すると次読むときに要点を絞った部分のみを読むことができる。
- 本はゆっくり読むと、早く読める
どんな本も最初は丁寧に読んでいく。
登場人物の名前、関係などをしっかりと抑えて読んでいくと頭の中で状況が整理されていく。
すると、自然に読む速度が早くなるとか。
これが、井上流の速読法とのこと。
- 目次を睨むべし
目次を読むことでその構造を見破り、論旨の進め方の検討をつける。
- ツンドクにも効用がある
本との出会いは一期一会。
一度出会いを逃したらもう二度と出会えないかもしれない。
ツンドクをして数日机の横に置いておくと、自然と「これ読まなくてもいいや」「急いで読まなきゃ」とわかってくるとか。
いい本を読むためにツンドクにも効果があるとのこと。
このように本を読んでいき、十三万冊までに達した。
図書館を作るまで
こうしてコツコツと本を集めていき膨大な数の本が集まった。
この頃に故郷の山形県川西町の若い人たちとの付き合いが始まって、ふと「本は全部、故郷の若い人たちにそっくりさし上げたらいいんじゃないか」と思い立つ。
これが図書館の始まりだったとか。
当時の町長もこの話にのって、スペースの空いていた町の施設を使い蔵書を全て移動させてしまった。

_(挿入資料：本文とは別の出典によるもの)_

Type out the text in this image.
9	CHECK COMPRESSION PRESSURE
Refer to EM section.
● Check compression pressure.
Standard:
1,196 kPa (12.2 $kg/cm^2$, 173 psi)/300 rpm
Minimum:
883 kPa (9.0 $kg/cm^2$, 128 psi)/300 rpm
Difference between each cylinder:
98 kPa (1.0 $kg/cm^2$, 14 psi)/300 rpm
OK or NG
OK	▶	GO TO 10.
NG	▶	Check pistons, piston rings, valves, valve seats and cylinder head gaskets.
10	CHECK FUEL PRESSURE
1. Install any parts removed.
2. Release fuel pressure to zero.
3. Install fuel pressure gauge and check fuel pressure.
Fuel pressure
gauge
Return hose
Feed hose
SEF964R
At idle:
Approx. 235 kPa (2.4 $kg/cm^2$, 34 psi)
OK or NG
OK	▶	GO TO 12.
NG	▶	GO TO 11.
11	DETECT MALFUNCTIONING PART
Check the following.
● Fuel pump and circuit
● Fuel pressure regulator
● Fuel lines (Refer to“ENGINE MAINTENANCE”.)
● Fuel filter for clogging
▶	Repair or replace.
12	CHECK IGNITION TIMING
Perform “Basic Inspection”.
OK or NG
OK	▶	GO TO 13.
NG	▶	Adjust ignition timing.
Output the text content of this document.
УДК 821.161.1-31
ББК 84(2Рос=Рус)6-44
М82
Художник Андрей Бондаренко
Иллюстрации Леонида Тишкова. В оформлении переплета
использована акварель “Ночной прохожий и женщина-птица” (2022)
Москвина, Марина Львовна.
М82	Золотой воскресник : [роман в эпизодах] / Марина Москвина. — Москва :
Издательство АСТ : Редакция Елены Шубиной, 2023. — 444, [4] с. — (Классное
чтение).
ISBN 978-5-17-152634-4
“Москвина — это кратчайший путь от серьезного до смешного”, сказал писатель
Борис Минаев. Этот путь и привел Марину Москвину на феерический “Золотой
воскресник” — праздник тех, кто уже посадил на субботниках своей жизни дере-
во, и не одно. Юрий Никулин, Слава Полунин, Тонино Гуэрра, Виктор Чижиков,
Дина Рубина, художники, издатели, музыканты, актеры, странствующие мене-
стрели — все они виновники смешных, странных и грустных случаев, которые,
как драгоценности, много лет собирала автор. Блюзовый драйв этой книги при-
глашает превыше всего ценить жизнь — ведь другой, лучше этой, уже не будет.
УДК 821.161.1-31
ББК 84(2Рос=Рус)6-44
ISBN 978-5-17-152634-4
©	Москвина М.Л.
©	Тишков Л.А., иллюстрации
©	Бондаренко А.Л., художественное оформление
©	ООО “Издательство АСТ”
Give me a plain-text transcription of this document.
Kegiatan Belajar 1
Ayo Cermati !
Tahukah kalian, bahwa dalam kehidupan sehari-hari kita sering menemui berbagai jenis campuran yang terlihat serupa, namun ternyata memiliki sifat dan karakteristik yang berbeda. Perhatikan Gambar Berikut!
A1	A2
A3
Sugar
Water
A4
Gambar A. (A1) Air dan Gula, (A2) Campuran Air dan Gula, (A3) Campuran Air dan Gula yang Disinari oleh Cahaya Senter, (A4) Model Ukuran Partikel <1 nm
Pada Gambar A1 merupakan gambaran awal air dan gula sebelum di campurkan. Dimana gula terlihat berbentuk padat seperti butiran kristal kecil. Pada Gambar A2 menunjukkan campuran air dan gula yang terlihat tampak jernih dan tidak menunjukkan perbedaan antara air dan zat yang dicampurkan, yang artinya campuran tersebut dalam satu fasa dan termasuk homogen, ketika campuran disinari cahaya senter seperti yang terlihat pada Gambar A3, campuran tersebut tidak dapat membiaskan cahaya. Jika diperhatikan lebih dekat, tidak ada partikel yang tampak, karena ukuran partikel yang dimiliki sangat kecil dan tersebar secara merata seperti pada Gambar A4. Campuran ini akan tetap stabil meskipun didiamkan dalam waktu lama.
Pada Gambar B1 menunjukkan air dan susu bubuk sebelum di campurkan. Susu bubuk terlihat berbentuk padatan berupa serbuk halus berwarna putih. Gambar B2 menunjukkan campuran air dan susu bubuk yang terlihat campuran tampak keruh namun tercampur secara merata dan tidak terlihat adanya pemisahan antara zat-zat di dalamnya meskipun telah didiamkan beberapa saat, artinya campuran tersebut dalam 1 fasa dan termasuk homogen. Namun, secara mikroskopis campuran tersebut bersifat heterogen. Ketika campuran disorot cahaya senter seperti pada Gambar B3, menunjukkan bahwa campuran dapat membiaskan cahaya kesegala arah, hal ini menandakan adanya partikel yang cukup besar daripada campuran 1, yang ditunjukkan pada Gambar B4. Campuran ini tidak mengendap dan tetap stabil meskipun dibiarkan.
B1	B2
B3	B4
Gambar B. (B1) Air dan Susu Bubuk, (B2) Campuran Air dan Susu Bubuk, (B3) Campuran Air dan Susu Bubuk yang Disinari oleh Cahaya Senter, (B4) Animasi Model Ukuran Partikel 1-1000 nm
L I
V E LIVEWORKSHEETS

この引越し作業も大変でトラック4台を使って何度も何度も往復し、なんとか運ぶことができたとか。
このときに、本が十三万冊あったことが発覚した。
井上さんもこんなにあるとは思っていなかったためひどく驚いたとか。
この施設が流行って本を貸すようになり、ついには図書館まで作られてしまった。
この本が全て一人の人間によって集められたのだから個人の蔵書もここまでいくと凄まじい。
井上さんが集めた「本の運命」は多くの人たちに読まれる形にたどり着いた。
終わりに
というわけで『本の運命』を紹介した。
個人で十三万冊の本を集めた井上ひさしさんの半生と本との関係性について書いたノンフィクションである。
「本」への愛がひしひしと伝わって来る「本」となっている。